Ana é uma das mais versáteis artistas e incansáveis da música, ela não para de produzir, faz-se grande ao lado de nobres duetos, como já esteve ao lado de Maria Bethânia, Chico Buarque e Roberto Carlos. Sua influência musical vai desde a estes aos internacionais Björk, Nina Simone e Alanis Morissette. Ana Carolina é quase uma maestrina, onde os instrumentos que domina parecem namorar as mãos da cantora, como o pandeiro, feito com couro de cabrito e casado com sua batida exibem um som impecável e dançante.

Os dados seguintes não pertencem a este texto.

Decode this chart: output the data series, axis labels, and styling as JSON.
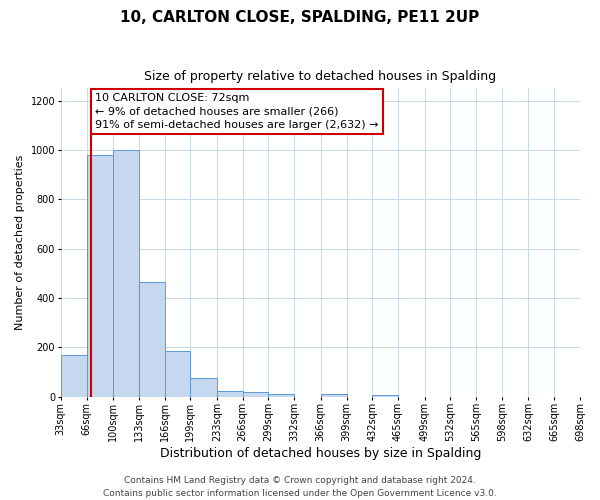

Compositora, cantora e produtora ainda é conversa fiada, no sentido de serem apenas palavras rasas, pois Ana Carolina é a música viva, em tom, sentido e irreverência.
Sua agenda incluí Belo Horizonte como próxima parada. No HSBC Brasil as próximas atrações abrem cortinas para Roberta Sá, Nana Caymmi, Dinho Ouro Preto e Zélia Duncan, Lulu Santos, Mart’nália, Gal Costa e Diogo Nogueira.
Os fãs de Ana não descobriram o post.